- Tuesday, July 4, 2017

A SIMPLE FAVOR

By Darcy Bell

Harper, $25.99, 304 pages

Moms of the world, take a break from blogging and give a thought to murder.

That is the message of this wickedly satirical psychological assessment of two apparently perfect suburban moms and how they made victims of each other. Queen of the flying fingers is Stephanie whose idol in life is Emily, a more glamorous mom who is everything that Stephanie isn’t.

Emily is a fashion executive with a handsome British husband called Sean and an adorable son called Nicky. She and Stephanie are best friends and their sons are best friends. Stephanie is also the mother, as it were, of a blog for marvelous moms who comfort and understand each other and are not always appreciated at home.

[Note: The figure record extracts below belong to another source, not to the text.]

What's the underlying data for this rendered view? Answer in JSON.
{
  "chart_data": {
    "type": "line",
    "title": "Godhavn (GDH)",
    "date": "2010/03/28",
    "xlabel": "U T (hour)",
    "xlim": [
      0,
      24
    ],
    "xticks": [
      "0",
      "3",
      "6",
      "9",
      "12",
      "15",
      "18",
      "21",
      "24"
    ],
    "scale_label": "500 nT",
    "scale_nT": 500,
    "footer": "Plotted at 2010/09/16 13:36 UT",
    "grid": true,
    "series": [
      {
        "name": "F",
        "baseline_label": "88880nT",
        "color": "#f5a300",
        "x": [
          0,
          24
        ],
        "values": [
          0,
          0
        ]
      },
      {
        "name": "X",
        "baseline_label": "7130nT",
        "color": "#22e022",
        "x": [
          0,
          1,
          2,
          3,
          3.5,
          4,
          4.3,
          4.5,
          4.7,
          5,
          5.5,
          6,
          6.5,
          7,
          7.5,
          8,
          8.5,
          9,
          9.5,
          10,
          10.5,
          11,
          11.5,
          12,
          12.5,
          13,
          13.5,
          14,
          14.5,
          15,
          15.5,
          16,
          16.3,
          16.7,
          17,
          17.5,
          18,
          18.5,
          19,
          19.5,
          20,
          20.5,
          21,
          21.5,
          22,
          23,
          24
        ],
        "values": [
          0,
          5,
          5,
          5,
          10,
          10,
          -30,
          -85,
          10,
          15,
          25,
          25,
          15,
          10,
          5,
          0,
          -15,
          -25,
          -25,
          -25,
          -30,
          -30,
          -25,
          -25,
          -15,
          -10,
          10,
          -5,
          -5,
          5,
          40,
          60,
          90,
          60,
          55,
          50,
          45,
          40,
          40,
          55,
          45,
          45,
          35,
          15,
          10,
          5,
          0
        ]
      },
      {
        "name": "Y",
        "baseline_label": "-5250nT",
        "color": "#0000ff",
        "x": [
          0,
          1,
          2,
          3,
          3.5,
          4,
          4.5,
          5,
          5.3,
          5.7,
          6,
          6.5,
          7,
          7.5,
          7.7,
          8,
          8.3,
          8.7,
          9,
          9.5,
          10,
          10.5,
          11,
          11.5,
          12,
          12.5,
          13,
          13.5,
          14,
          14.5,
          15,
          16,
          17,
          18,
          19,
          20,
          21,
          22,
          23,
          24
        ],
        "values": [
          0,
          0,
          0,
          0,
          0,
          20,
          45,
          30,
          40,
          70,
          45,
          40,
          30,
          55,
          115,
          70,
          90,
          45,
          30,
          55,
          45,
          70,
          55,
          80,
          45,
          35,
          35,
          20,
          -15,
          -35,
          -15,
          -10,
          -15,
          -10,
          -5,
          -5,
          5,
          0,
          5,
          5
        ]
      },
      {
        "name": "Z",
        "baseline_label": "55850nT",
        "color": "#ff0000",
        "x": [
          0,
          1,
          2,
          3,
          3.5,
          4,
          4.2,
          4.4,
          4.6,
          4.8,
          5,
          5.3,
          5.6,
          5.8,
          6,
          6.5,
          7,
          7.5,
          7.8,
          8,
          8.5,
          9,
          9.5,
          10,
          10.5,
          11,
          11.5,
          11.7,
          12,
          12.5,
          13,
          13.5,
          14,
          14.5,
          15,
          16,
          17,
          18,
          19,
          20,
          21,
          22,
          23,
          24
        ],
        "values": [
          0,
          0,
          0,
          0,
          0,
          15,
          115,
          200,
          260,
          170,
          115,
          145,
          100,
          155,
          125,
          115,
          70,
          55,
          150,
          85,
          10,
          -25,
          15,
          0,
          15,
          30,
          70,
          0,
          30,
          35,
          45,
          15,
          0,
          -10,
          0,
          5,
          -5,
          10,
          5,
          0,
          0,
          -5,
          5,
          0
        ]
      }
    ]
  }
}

After a while, it turns out that the self-effacing Stephanie had a long and torrid incestuous relationship with her brother Chris who was killed in the same car accident as her husband Davis who disliked Chris and evidently for good reason.

Left a widow with a manageable mortgage, Stephanie finds consolation in her friendship with Emily, and when Emily suddenly disappears, she is distraught. She consoles herself by taking care of Emily’s son Nicky as well as her own son, Miles, and not to mention Sean, Emily’s allegedly bereft husband. He doesn’t like her cooking, but he is willing to accept her presence in bed.

This is where the sweet and loving friendship of Emily and Stephanie comes apart, and the book becomes even more interesting. Emily is the wicked one which makes her more interesting, and Stephanie is the naive partner who turns out to have enough backbone to take on Emily.

As the plot moves along, with heavy inserts of mom-isms as Stephanie reached out to moms internationally, Emily becomes the fascinating monster who’s goal in life was not to keep Sean and Nicky happy but to cash in on a multi-million dollar insurance policy that depended on her demise. And then her body is located in a lake in Maine, except it isn’t her body, which any astute reader could have predicted. What almost nobody knew about Emily was that she had an identical twin sister who was into drugs, liquor, men and anything else you might mention.

The meeting between Emily and her departed sister is one of the most interesting chapters in the book as it becomes clear that they are genuinely fond of each other and are also entirely aware of their mutual evil. Emily is prepared to watch her sister die, but only at her own convenience because there is that insurance policy to keep in mind. As well as the insurance agent who has proved to be a bit of a nuisance and has to be disposed of in a convenient car accident.

There is of course the problem of Stephanie who has become reconciled to the fact that her beloved Emily is a monster. What really makes the plot move along is that Stephanie is her own kind of monster, and even worse, she is a bore. The only person who really loved Stephanie was her brother Chris who most likely met his end as a result of the efforts of Stephanie’s cuckolded husband. And while there is no doubt about the fact that Emily is evil, Stephanie becomes more interesting because she maintains to the end her dreadful sugary blog aimed at moms who share her problem of not being appreciated by their husbands or children. Stephanie never gives up.

There is a certain satisfaction in the denouement in which the ice-blooded Emiy discovers that her fate my hinge on a stolen diamond ring which she stole, but feels she earned. And what Emily really cares about is excitement, so she isn’t too upset that that the local police are more tenacious and intelligent than she expected. She starts packing for her next adventure and Stephanie goes on blogging.

You might say, ’here’s to the moms of Stephanie’s world!’

• Muriel Dobbin is a former White House and national political reporter for McClatchy newspapers and the Baltimore Sun.